Hulpmiddelen zijn meer dan wat je kan zien
Taal kan een waardevol onderdeel zijn van het pakket hulpmiddelen dat personen met een fysieke beperking kunnen bezitten. Nochtans herkennen mensen taalvaardigheid niet snel als een tool, merkte Cato Denissen op. “Als mensen denken aan ‘hulpmiddelen’, dan denken ze aan een wandelstok, een rolstoel of een lift. Ze denken aan de tastbare zorgstukken, terwijl iemand aanspreken ook een hulpmiddel is. Ik onderzoek hoe mensen met een fysieke beperking hun taalvaardigheid kunnen inzetten om zelf oplossingen te vinden in ontoegankelijke situaties. Daarbij bestudeer ik welke taalstrategieën zij kunnen gebruiken en in hoeverre ze die ook al echt toepassen. Dankzij deze strategieën kunnen zij meer deelnemen aan de samenleving en hun inclusie erin vergroten.”

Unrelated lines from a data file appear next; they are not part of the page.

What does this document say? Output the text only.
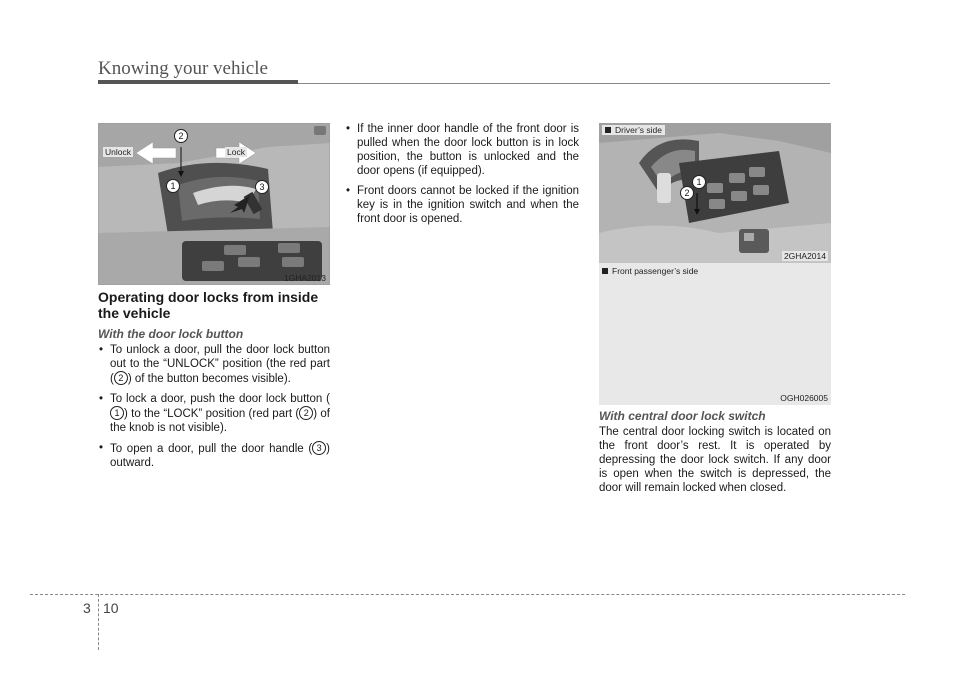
Knowing your vehicle
Unlock	Lock
2
1	3
1GHA2013
Operating door locks from inside the vehicle
With the door lock button
• To unlock a door, pull the door lock button out to the “UNLOCK” position (the red part ( 2 ) of the button becomes visible).
• To lock a door, push the door lock button (1 ) to the “LOCK” position (red part ( 2 ) of the knob is not visible).
• To open a door, pull the door handle ( 3 ) outward.
• If the inner door handle of the front door is pulled when the door lock button is in lock position, the button is unlocked and the door opens (if equipped).
• Front doors cannot be locked if the ignition key is in the ignition switch and when the front door is opened.
Driver’s side
1
2
2GHA2014
Front passenger’s side
OGH026005
With central door lock switch

The central door locking switch is located on the front door’s rest. It is operated by depressing the door lock switch. If any door is open when the switch is depressed, the door will remain locked when closed.

3 10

Cato’s doctoraatsonderzoek vult een opvallende lacune, want self-advocacy is tot nu toe voornamelijk bestudeerd in de context van ziekenhuizen en scholen voor bijzonder onderwijs. “Dan gaat het bijvoorbeeld om de communicatie met dokters of verpleegkundigen, of hoe mensen voor hun rechten kunnen opkomen in het bijzonder onderwijs”, legt Cato uit. “Maar het leven speelt zich grotendeels af buiten het ziekenhuis en mensen met een fysieke beperking zitten vaak in het reguliere onderwijs, waar weinig onderzoek gebeurt. Hierdoor lijkt het alsof ze niet meedoen in het dagelijks leven, wat uiteraard niet de realiteit weerspiegelt.”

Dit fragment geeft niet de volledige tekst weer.